Firefighter strength is not only for hoses and pickaxes.
In the ambulance, while Suszek tends to the patient, Hibner calls home.
“Can I say good night to my little baby bear? Goodnight, little bear. I love you. Be a good girl for Mumma.”
A sweet, pixie voice answers back from the phone: “Goodnight, Daddy. See you tomorrow.”
Suszek pokes his head forward to ask for a clipboard.
“Anything else you want? The kitchen sink? A chicken dinner?” Hibner razzes his partner before putting the vehicle into gear and pulling out into the night.
9:22 p.m. Hockey muted on the TV; the rooms are quiet. Most everyone is tucked into their curtained-off sleeping spaces in the bunk room. It’s important to rest, when possible. The night may be a busy one.

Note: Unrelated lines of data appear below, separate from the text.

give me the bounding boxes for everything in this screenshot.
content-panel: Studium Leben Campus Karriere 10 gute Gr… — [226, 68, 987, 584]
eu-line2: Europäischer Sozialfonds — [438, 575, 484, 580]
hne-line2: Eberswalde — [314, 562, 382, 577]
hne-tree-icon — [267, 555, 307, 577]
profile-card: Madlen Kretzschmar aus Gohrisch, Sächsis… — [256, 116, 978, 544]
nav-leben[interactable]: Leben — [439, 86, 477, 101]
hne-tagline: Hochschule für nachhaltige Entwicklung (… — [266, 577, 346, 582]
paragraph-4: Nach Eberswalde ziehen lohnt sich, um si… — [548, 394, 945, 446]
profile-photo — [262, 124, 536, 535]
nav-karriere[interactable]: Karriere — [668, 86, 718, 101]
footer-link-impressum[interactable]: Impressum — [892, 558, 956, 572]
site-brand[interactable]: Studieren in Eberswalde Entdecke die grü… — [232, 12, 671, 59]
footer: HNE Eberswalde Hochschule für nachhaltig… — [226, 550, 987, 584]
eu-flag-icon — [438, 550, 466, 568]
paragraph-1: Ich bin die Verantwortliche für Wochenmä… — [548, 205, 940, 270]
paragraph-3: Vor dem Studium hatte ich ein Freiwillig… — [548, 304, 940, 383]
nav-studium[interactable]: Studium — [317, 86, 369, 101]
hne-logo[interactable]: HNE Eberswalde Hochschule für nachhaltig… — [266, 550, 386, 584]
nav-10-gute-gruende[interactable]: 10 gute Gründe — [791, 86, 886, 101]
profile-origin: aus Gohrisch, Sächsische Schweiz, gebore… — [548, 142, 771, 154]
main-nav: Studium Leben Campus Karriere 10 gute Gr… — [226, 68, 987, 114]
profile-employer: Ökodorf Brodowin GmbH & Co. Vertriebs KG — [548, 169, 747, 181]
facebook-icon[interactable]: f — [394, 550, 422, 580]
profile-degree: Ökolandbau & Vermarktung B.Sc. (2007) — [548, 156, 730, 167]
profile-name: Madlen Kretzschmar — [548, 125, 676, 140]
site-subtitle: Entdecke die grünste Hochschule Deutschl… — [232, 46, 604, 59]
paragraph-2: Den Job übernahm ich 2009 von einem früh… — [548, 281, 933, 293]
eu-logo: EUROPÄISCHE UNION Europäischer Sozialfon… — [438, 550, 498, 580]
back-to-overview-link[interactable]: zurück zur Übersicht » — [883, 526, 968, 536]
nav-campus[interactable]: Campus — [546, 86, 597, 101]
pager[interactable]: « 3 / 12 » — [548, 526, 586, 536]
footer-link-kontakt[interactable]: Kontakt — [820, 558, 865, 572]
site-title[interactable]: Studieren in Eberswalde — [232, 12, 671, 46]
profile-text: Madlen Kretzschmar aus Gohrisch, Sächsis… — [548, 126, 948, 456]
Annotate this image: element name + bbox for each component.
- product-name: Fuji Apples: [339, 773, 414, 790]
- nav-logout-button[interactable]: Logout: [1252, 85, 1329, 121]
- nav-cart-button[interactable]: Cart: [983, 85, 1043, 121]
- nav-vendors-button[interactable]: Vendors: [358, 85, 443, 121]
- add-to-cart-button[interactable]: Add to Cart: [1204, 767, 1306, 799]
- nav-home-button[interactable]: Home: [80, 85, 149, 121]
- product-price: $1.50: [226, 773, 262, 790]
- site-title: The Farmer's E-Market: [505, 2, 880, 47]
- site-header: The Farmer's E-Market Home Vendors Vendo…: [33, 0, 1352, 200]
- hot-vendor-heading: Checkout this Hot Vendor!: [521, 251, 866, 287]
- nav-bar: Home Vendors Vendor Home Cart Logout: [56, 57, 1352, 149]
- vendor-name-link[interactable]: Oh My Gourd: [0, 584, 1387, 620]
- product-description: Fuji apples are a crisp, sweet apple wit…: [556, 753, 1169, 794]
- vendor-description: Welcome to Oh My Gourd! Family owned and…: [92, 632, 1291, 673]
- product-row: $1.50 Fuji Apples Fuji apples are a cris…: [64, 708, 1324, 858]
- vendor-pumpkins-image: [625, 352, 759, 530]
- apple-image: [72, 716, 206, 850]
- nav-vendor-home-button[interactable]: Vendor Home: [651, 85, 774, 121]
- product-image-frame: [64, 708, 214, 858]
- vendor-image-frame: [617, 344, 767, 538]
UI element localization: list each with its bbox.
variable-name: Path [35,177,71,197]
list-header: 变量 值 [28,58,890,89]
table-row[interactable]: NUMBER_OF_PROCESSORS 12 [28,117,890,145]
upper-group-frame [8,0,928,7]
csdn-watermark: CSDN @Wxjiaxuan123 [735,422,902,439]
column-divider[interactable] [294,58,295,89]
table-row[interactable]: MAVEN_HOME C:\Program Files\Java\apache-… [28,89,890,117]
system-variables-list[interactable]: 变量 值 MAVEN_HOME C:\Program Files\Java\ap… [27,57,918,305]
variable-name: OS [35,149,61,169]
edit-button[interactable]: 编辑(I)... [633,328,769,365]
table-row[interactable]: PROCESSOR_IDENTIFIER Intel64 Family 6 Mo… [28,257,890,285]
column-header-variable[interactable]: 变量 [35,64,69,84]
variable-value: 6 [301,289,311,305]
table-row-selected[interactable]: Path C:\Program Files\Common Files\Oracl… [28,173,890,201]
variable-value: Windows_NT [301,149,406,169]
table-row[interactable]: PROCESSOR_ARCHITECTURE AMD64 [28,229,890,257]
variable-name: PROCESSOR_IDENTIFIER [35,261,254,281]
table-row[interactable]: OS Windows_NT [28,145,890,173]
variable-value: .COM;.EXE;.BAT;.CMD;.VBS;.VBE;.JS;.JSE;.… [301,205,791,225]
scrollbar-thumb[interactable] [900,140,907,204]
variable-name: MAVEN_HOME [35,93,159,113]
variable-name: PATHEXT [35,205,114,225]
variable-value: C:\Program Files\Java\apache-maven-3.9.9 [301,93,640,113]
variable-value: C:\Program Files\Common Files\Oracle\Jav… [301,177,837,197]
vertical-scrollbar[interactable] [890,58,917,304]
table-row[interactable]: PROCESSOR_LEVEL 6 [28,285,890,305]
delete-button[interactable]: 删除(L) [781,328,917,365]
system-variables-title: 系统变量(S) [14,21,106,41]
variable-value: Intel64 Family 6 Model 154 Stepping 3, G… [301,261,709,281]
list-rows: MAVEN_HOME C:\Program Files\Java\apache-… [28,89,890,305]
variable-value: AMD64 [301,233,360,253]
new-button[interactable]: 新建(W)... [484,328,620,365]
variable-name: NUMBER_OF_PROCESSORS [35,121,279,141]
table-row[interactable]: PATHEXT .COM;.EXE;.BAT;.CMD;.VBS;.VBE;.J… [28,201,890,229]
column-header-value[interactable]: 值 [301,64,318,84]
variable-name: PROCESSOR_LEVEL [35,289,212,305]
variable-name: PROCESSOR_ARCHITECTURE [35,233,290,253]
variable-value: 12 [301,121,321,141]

9:57 p.m. Sleep slides away as the scratchy voice squawks. Alpha 1 strides silently out of the bunk room, coats and hats already in place, and disappears down the stairs. A minute later, the ambulance pulls onto the quiet city street.
10:20 p.m. Suszek flicks his head back toward the receding ER entrance, where an elderly woman has just been dropped off.
“That is about 70 percent of our job,” he says. “It’s not glamorous. But it’s someone’s mom.”
Later, in front of computers and reports, the talk turns to memorable incidents in the paramedics’ pasts.
There are different kinds of memorable, Suszek says: sad memorable, gross memorable, funny memorable.
They have seen all kinds, between the two of them. They’ve delivered babies, poked at bones, shocked stopped hearts back to life, seen horrors and saved lives. They tell their tales calmly, as though it’s all just part of the job.
11:04 p.m. A call drops. Reports will have to be finished later.